In Madagascar, the recorded bat species that has been infected with P. murinus are Myotis goudoti and Scotophilus robustus, both infected by Nycteribiid flies. Within Panama, there one bat species recorded to have been infected; Myotis nigricans by a Nycteribiid fly.

== Susceptibility ==
As the bat hosts and bat fly vectors reproduce nearby each other in the roosts, there is a high level of exposure of Polychromophilus murinus, especially with the young bat pups, as the bat fly adults primarily target them. This continues the P. murinus life cycle establishing infection in newly emerging bat flies, but with targeting of young bat pups, there is an increasing tolerance over time to further infections. Observed by the absence of pathological symptoms in adults in conjunction with the parasites' ability to remain in bat populations throughout the year. The parasite easily remains in bat populations as bat flies are long-lived insects and capable of overwintering while maintaining a P. murinus infection. On this note, luckily, cross and co-infections between Polychromophilus sp. in the same bat host has not been recorded.

=== Biological prevalence ===
There is no observed difference in effect or prevalence between the sexes of bat hosts, but, the condition and age of the bat hosts seem to have a correlation with parasitemia. Adult bats had an increased rate of infection with increasing body condition, while juvenile bats had a strong negative relationship with body condition and parasitemia. Bat hosts with lower body conditions had higher parasitemia, meaning that juvenile bats hold a higher chance of parasitemia and a higher infection load than adult bats.

== Pathology ==
=== Effect / symptoms ===
The physiological effect of infection found to be caused by Polychromophilus murinus has only been found to be weight loss, with debate over fever, as bats are heterotherms. Since there is no asexual multiplication (erythrocytic schizogony) occurring in the bat host, the erythrocytes destroyed by P. murinus during an infection are lower compared to other malarial species. Meaning, the bat hosts do not experience anemia unless undergoing an extreme case of infection. Due, however, to the little research done in this area of pathology and P. murinus's appearances being ubiquitous, it is hard to state that the parasite is unknown if it is detrimental, beneficial, or neutral in its infection.
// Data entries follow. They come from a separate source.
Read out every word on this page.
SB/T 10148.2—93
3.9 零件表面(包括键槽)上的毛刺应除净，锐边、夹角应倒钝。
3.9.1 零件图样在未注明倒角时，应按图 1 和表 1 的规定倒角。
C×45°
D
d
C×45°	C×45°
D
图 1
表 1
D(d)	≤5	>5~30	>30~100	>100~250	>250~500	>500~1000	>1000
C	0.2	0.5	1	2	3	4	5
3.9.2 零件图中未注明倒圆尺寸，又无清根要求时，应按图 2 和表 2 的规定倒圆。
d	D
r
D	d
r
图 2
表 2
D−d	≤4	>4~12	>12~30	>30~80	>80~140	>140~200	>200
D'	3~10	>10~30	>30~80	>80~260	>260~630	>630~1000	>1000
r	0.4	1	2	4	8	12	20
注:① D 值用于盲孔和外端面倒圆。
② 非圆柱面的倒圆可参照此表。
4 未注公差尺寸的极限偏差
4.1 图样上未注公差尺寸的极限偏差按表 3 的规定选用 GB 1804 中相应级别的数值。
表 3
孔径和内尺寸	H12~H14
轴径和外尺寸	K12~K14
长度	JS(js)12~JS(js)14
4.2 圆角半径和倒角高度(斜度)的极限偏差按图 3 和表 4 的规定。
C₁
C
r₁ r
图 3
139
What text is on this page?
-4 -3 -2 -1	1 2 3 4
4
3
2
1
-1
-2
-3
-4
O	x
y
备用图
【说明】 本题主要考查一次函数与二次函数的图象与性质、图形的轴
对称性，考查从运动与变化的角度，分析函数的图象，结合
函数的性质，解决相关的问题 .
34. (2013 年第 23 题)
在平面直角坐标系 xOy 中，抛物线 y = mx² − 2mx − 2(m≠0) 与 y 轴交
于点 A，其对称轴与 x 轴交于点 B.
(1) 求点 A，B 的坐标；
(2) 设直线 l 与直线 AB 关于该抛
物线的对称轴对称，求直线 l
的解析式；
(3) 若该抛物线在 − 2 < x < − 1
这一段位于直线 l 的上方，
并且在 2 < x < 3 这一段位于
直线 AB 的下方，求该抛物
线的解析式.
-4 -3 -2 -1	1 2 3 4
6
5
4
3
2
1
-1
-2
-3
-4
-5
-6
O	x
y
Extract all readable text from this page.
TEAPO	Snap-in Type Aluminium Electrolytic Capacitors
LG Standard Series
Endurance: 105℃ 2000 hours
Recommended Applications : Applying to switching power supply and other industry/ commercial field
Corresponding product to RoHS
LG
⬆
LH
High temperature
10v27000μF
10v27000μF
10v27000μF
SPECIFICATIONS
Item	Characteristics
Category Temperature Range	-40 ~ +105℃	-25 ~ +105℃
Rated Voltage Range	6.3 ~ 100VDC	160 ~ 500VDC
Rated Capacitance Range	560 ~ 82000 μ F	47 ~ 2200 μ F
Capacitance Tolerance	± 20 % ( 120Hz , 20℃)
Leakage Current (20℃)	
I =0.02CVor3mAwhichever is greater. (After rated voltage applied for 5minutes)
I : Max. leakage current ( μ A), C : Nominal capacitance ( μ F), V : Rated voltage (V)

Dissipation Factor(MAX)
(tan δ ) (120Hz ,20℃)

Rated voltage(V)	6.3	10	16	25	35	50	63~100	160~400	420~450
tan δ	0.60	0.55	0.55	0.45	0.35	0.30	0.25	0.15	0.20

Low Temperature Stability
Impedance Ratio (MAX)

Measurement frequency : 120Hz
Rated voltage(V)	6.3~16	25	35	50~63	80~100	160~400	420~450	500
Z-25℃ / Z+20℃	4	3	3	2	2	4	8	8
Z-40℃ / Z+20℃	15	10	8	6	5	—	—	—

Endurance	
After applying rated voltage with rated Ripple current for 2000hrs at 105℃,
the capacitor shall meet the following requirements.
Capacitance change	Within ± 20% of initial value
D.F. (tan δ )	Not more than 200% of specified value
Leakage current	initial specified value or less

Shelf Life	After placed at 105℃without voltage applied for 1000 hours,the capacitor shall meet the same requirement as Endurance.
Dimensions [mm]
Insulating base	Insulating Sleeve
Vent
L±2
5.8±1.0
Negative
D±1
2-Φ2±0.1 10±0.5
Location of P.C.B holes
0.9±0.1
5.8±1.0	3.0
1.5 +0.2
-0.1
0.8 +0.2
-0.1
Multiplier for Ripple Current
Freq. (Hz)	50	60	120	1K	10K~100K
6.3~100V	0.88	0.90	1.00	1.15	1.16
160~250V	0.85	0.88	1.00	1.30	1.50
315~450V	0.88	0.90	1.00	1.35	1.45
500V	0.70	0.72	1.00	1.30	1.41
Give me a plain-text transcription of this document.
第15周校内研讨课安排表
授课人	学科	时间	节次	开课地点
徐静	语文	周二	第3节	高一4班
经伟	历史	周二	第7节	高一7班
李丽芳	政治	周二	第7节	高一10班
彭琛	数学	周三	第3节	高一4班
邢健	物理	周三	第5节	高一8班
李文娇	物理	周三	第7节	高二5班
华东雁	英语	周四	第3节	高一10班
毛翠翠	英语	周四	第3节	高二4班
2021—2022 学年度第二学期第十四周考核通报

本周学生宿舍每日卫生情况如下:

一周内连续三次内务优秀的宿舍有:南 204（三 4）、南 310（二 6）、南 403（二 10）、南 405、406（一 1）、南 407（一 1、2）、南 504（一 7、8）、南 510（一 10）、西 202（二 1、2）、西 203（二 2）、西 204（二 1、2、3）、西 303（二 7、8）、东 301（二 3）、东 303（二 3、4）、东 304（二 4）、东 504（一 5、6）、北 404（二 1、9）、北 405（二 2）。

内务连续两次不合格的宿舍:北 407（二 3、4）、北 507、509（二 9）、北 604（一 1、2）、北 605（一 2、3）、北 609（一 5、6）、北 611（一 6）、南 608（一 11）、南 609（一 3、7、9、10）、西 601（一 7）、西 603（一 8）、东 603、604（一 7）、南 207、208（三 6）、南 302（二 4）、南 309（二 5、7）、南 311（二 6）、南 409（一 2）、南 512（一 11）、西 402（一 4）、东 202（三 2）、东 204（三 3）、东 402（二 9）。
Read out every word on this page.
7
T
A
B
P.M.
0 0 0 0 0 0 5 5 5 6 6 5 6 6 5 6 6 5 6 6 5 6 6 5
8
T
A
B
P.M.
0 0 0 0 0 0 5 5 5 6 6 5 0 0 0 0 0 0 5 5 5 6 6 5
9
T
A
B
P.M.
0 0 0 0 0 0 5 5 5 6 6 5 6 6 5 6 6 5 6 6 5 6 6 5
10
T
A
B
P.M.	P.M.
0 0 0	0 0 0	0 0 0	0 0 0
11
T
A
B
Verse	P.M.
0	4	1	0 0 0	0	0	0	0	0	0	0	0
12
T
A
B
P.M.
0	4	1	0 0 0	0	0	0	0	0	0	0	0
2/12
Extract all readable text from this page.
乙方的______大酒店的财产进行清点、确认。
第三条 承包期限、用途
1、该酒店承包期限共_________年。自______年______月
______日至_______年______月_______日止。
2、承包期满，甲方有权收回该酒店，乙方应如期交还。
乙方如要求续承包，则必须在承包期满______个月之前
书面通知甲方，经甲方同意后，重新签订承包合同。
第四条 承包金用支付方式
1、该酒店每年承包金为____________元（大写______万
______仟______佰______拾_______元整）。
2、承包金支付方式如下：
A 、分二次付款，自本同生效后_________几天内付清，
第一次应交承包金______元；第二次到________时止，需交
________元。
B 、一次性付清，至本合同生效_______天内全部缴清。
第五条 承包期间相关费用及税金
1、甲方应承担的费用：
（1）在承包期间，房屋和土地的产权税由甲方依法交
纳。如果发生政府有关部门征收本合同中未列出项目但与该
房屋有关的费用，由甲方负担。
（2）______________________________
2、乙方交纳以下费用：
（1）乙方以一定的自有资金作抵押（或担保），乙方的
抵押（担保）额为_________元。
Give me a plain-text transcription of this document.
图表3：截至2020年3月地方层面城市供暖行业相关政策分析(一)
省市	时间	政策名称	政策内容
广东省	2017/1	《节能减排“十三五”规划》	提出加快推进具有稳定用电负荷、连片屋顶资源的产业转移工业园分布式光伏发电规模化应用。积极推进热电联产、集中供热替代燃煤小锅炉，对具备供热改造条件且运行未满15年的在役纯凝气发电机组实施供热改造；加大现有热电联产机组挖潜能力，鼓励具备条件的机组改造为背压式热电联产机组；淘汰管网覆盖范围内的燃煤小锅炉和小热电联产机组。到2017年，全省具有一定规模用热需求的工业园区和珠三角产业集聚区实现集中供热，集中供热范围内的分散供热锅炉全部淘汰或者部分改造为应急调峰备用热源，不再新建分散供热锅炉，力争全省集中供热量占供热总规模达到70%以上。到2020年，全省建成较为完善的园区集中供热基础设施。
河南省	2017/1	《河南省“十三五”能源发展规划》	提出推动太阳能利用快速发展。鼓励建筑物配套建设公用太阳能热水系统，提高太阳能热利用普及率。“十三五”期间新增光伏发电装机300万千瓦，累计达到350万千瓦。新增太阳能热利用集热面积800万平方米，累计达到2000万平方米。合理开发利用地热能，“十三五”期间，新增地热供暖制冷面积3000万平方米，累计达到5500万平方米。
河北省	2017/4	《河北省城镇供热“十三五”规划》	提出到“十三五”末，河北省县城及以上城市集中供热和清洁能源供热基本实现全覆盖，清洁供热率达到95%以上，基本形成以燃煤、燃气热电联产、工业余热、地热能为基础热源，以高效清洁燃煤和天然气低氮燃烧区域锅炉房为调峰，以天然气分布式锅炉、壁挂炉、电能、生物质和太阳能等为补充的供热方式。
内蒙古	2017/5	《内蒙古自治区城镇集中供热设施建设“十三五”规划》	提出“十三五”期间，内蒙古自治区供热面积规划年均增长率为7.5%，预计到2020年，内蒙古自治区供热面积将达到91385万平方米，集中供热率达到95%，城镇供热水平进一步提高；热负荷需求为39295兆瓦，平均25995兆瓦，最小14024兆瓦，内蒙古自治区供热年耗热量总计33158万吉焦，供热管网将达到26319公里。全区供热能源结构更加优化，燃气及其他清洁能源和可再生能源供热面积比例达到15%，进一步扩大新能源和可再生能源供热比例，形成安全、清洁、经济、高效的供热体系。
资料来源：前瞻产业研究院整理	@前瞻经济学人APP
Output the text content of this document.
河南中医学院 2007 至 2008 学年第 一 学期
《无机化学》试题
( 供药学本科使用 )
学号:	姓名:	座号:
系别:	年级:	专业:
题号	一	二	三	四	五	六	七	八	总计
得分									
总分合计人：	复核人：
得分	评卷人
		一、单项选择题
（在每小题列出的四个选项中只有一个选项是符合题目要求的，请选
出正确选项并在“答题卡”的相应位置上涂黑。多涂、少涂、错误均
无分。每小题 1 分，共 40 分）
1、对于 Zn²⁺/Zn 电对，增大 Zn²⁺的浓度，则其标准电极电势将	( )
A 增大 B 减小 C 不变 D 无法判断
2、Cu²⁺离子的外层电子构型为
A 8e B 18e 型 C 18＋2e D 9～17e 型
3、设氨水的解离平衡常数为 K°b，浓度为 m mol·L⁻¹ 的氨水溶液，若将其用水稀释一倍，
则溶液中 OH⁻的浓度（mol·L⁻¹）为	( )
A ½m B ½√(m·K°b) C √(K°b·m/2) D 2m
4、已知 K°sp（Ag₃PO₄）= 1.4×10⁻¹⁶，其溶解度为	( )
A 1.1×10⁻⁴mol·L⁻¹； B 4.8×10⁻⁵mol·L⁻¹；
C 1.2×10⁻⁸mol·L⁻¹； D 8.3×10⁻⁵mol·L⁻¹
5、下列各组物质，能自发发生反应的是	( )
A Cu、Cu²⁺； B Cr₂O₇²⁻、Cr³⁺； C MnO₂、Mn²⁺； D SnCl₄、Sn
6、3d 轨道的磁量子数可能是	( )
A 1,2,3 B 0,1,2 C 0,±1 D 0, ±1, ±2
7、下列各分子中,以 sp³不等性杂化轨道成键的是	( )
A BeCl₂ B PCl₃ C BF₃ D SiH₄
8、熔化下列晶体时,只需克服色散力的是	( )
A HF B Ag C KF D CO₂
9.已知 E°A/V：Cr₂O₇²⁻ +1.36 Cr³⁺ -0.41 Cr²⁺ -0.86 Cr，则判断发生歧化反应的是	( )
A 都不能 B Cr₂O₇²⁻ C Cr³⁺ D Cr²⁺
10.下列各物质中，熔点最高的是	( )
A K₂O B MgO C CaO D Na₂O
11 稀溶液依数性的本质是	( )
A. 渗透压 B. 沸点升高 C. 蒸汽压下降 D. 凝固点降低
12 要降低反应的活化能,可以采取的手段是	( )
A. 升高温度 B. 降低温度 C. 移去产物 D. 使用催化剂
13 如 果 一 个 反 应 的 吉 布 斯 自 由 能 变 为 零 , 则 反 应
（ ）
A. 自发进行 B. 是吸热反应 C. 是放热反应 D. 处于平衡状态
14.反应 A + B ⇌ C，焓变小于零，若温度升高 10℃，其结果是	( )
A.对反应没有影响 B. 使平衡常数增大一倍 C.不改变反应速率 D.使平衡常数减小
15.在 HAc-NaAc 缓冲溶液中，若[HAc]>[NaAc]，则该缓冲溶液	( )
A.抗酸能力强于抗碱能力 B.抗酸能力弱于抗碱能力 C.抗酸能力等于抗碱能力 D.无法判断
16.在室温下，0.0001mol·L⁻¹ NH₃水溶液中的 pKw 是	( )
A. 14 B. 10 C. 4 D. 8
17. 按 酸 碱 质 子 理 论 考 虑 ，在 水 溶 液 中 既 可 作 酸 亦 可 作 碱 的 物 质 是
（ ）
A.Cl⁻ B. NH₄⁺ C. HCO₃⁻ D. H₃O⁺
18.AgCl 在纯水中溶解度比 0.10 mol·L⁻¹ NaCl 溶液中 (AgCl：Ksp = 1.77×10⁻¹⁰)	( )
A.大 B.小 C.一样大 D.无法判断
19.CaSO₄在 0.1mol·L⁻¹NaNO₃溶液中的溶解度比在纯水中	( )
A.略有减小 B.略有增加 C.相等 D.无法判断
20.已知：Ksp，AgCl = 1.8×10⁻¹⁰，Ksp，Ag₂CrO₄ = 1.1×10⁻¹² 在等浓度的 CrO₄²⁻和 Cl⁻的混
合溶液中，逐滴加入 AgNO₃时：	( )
=== Polychromophilus murinus in relation to humans ===
Polychromophilus murinus is not zoonotic, and is not considered to have any effect on humans. There has been an attempt in studying P. murinus infection on humans by injecting infected bat blood into a human subject and while a fever developed, it is thought that it was due to contamination from the injection and surrounding pathogens.

=== Treatment ===
There is no known treatment for P. murinus.